Editor's 1-minute essay


 

The great idea of Language enjoys a special status as it relates to all of the other ideas in a particular way: all ideas and thoughts of men and women are, of course, expressed in speech and language.

Language brings to us a host of problems, debated over the centuries, too involved to address in detail here:

  • the development of historical and comparative studies of the various human languages;
  • the scientific formulation of what is common to all languages in origin, structure, and change;
  • the science of linguistics;
  • the problem of ambiguity in language; in its worst form, language in service of deception and propaganda.

Possibly,

  • the most interesting, the most profound, question concerning language is this: how do the sounds we make, the marks we inscribe on a page -- how do these initially get their meaning to create language? And, once created, how can they convey thoughts from one mind to another?

This may not sound like much of a problem to you -- but think about it!

I could say to you: "Please hand me that book."

You see the book. You're not too busy at the time. You pass it my way -- no problemo. You knew what I meant, and you did it. No big deal.

And if all linguistic transactions were of this sort, you might have a point. Satirist Jonathan Swift in his Gulliver's Travels speaks of a project being considered by professors of language:

  • "Since words are only names for things, it would be more convenient for all men to carry about them such things as were necessary to express the particular business they are to discourse on."

Yes, what if we all could just carry books around with us; then, whenever we wanted to talk about books, all we'd have to do is just hold up one of those little suckers for all to see, and we wouldn't even need to say a word. (It's easy to imagine Swift guffawing about this.)

This could work -- sort of -- at least until someone wanted to talk about galaxies, or ocean life, or, even worse, airy abstractions like freedom and equality.

However, getting back to books -- yes, holding up a book might do some good, in some cases.

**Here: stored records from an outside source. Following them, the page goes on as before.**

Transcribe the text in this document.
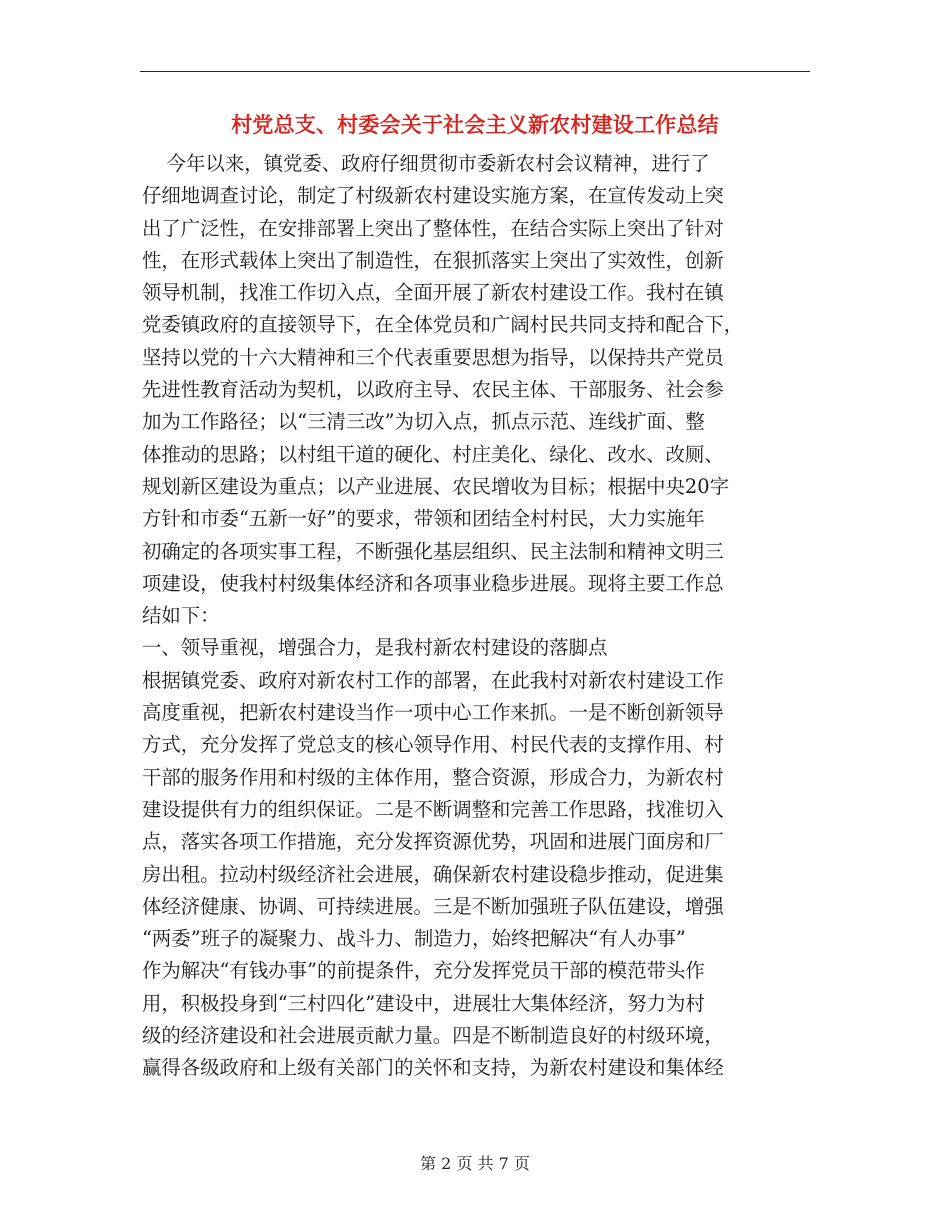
村党总支、村委会关于社会主义新农村建设工作总结
今年以来，镇党委、政府仔细贯彻市委新农村会议精神，进行了
仔细地调查讨论，制定了村级新农村建设实施方案，在宣传发动上突
出了广泛性，在安排部署上突出了整体性，在结合实际上突出了针对
性，在形式载体上突出了制造性，在狠抓落实上突出了实效性，创新
领导机制，找准工作切入点，全面开展了新农村建设工作。我村在镇
党委镇政府的直接领导下，在全体党员和广阔村民共同支持和配合下，
坚持以党的十六大精神和三个代表重要思想为指导，以保持共产党员
先进性教育活动为契机，以政府主导、农民主体、干部服务、社会参
加为工作路径；以“三清三改”为切入点，抓点示范、连线扩面、整
体推动的思路；以村组干道的硬化、村庄美化、绿化、改水、改厕、
规划新区建设为重点；以产业进展、农民增收为目标；根据中央20字
方针和市委“五新一好”的要求，带领和团结全村村民，大力实施年
初确定的各项实事工程，不断强化基层组织、民主法制和精神文明三
项建设，使我村村级集体经济和各项事业稳步进展。现将主要工作总
结如下：
一、领导重视，增强合力，是我村新农村建设的落脚点
根据镇党委、政府对新农村工作的部署，在此我村对新农村建设工作
高度重视，把新农村建设当作一项中心工作来抓。一是不断创新领导
方式，充分发挥了党总支的核心领导作用、村民代表的支撑作用、村
干部的服务作用和村级的主体作用，整合资源，形成合力，为新农村
建设提供有力的组织保证。二是不断调整和完善工作思路，找准切入
点，落实各项工作措施，充分发挥资源优势，巩固和进展门面房和厂
房出租。拉动村级经济社会进展，确保新农村建设稳步推动，促进集
体经济健康、协调、可持续进展。三是不断加强班子队伍建设，增强
“两委”班子的凝聚力、战斗力、制造力，始终把解决“有人办事”
作为解决“有钱办事”的前提条件，充分发挥党员干部的模范带头作
用，积极投身到“三村四化”建设中，进展壮大集体经济，努力为村
级的经济建设和社会进展贡献力量。四是不断制造良好的村级环境，
赢得各级政府和上级有关部门的关怀和支持，为新农村建设和集体经
第 2 页 共 7 页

But what if you wanted to talk about the Tibetan "Book" of the Dead; or your need to "book" a flight; or your company that does business by the "book." (If that company is Enron, maybe we could also talk about cooking its "books.") Then, too, maybe you'd like to impress us by talking about all "books" that achieved bestseller status in France last year. Or since 1925.

We've only just begun, but you see my point.

  • How can one little word stretch that far to include so much? Here we begin to address the problem of ambiguity in language. (If you don't want to talk about "books," try this: it's said that the little word "run" has over 100 meanings!)

But this problem, formidable as it is, says nothing about the more basic issue of how "book" came to be in the first place -- that little noise we make, those funny little markings on paper, all which we cavalierly issue whenever the wild-hair notion pops into our heads regarding communicating this idea of "book."

The ancients, Adler tells us, preach that the signs and symbols we call words begin with a mental conception:

Aristotle:

  • "All men may not have the same speech sounds, but the mental experiences, which these directly symbolize, are the same for all."

John Locke:

  • sounds formed should be the instrument whereby "the thoughts of men's minds are conveyed from one to another."

Adler asserts that it is this mental conception of things, pictures in the mind potentially common to all human beings, that makes possible the translation of words from one language to another.

  • The very term "communication," the root of which is "unity," speaks of a union of minds sharing the same idea -- this is language at its best.

But, to further illustrate the systemic problems of language, we must ask:

  • "How can I know, as we discuss a certain subject or object -- how can I know that the 'picture' that I have in my mind is the same 'picture' in your mind?"

This is a most serious and perplexing issue. Its precise solution, along with answers concerning the origin of language, eludes us.

We do know -- we think we know -- that language begins with thought; but, the exact method by which

  • single words with multiple meanings, and single concepts expressed by multiple words

are translated into signs and symbols of language, remains a mystery to philosophers.